Maroc et inde renforcent leur alliance antiterroriste avec new delhi
Le 22 juin, les délégations du Maroc et de l’Inde ont marqué un tournant dans leur partenariat sécuritaire en organisant à New Delhi une réunion bilatérale dédiée à l’intensification de la lutte contre le terrorisme. Cette deuxième session du groupe de travail conjoint a élargi le champ de leur collaboration aux flux financiers illégaux, aux détournements technologiques à des fins malveillantes, ainsi qu’aux connexions entre organisations criminelles transnationales et groupes armés.
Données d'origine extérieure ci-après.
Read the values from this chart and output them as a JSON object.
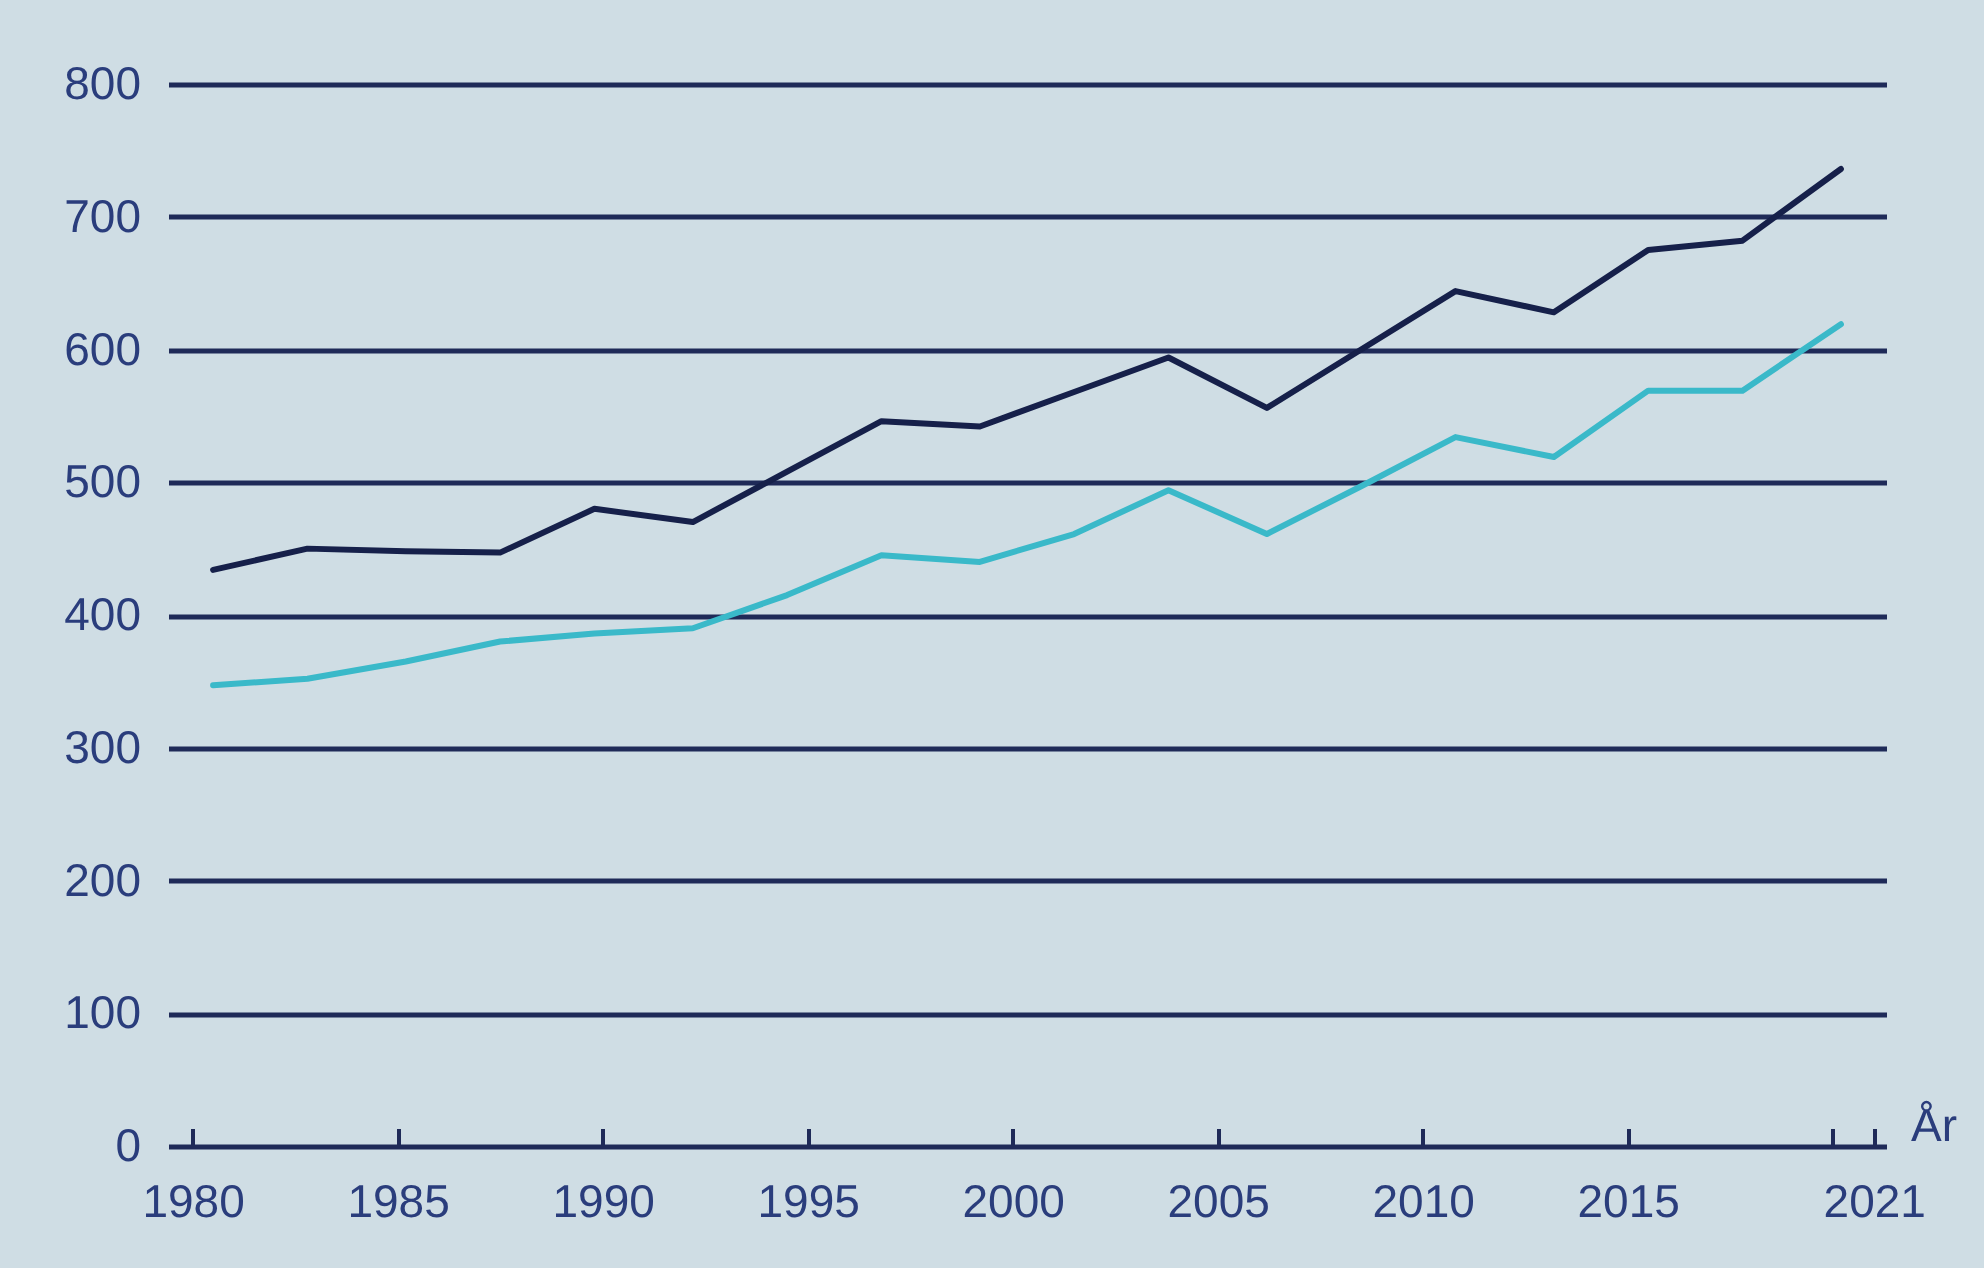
{
  "chart_data": {
    "type": "line",
    "xlabel": "År",
    "x": [
      1980.5,
      1982.8,
      1985.2,
      1987.5,
      1989.8,
      1992.2,
      1994.5,
      1996.8,
      1999.2,
      2001.5,
      2003.8,
      2006.2,
      2008.5,
      2010.8,
      2013.2,
      2015.5,
      2017.8,
      2020.2
    ],
    "series": [
      {
        "color": "#16204a",
        "values": [
          434,
          450,
          448,
          447,
          480,
          470,
          508,
          546,
          542,
          568,
          594,
          556,
          600,
          644,
          628,
          675,
          682,
          736
        ]
      },
      {
        "color": "#3ab9c9",
        "values": [
          347,
          352,
          365,
          380,
          386,
          390,
          415,
          445,
          440,
          461,
          494,
          461,
          497,
          534,
          519,
          569,
          569,
          619
        ]
      }
    ],
    "xlim": [
      1979.4,
      2021.3
    ],
    "ylim": [
      0,
      800
    ],
    "xticks": [
      1980,
      1985,
      1990,
      1995,
      2000,
      2005,
      2010,
      2015,
      {
        "value": 2020,
        "label": null
      },
      2021
    ],
    "yticks": [
      0,
      100,
      200,
      300,
      400,
      500,
      600,
      700,
      800
    ],
    "grid": "y",
    "legend": false,
    "marker": "none",
    "line_style": "solid"
  }
}
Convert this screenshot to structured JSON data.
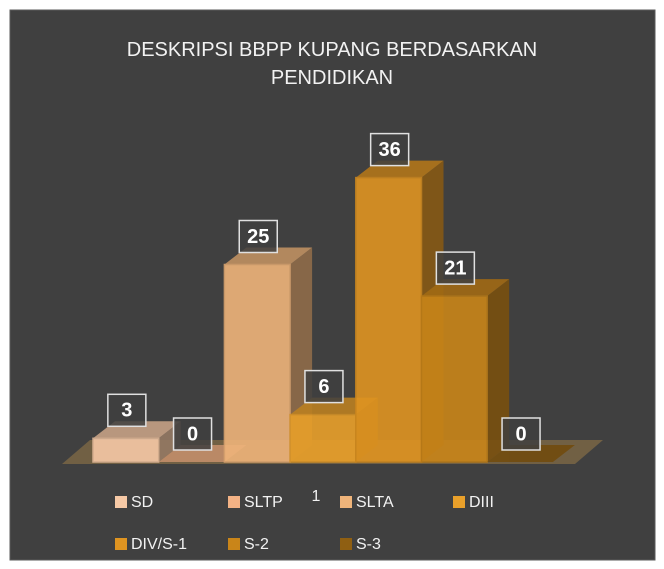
{
  "chart_data": {
    "type": "bar3d",
    "title": "DESKRIPSI BBPP KUPANG BERDASARKAN PENDIDIKAN",
    "categories": [
      "1"
    ],
    "ylim": [
      0,
      40
    ],
    "series": [
      {
        "name": "SD",
        "color": "#f6c9a6",
        "values": [
          3
        ]
      },
      {
        "name": "SLTP",
        "color": "#f3b285",
        "values": [
          0
        ]
      },
      {
        "name": "SLTA",
        "color": "#efb47a",
        "values": [
          25
        ]
      },
      {
        "name": "DIII",
        "color": "#e9a02a",
        "values": [
          6
        ]
      },
      {
        "name": "DIV/S-1",
        "color": "#df9421",
        "values": [
          36
        ]
      },
      {
        "name": "S-2",
        "color": "#c98519",
        "values": [
          21
        ]
      },
      {
        "name": "S-3",
        "color": "#8f5f12",
        "values": [
          0
        ]
      }
    ]
  }
}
L’objectif affiché ? Établir une stratégie coordonnée basée sur l’échange d’intelligence, le renforcement des structures institutionnelles et une synergie renforcée au sein des instances internationales.
Vinod Bahade, secrétaire adjoint du ministère indien des Affaires étrangères en charge de la lutte antiterroriste, et Hicham Baali, responsable de la Brigade nationale de la police judiciaire (BNPJ) au sein de la Direction générale de la sûreté nationale (DGSN) marocaine, ont piloté ensemble ces échanges. Les discussions ont mis en lumière les menaces communes pesant sur leurs territoires respectifs, mais aussi les dangers liés à la diffusion planétaire des idéologies extrémistes, des fonds illégitimes, des outils technologiques détournés et des mouvements transfrontaliers de terroristes.
Les deux parties ont adopté une position unanime, condamnant avec la plus grande fermeté toutes les formes de terrorisme, y compris les attaques transfrontalières. Elles ont expressément dénoncé l’attentat survenu le 22 avril 2025 à Pahalgam, dans la région du Jammu-et-Cachemire indien, ainsi que l’incident terroriste du 10 novembre 2025 près du Fort-Rouge à New Delhi.
Financement illégal, radicalisation et cybermenaces : les défis prioritaires
Les travaux ont approfondi quatre axes majeurs : l’extrémisme violent, les mécanismes de radicalisation, le blanchiment d’argent lié au terrorisme et l’exploitation malveillante des technologies. Les échanges ont été présentés comme une analyse approfondie des «défis actuels et futurs dans la lutte antiterroriste», nécessitant une analyse fine des stratégies de recrutement, des circuits de financement, des canaux de propagande et des plateformes numériques exploitées par les réseaux clandestins.
Un accent particulier a été mis sur «l’exploitation des technologies à des fins terroristes», englobant les outils de chiffrement, la propagande en ligne, les virements frauduleux et les infrastructures logicielles facilitant la planification d’attaques. Sans révéler de détails opérationnels, les deux nations ont souligné l’importance d’une collaboration accrue en matière de renseignement préventif, de détection précoce et de réponse judiciaire coordonnée.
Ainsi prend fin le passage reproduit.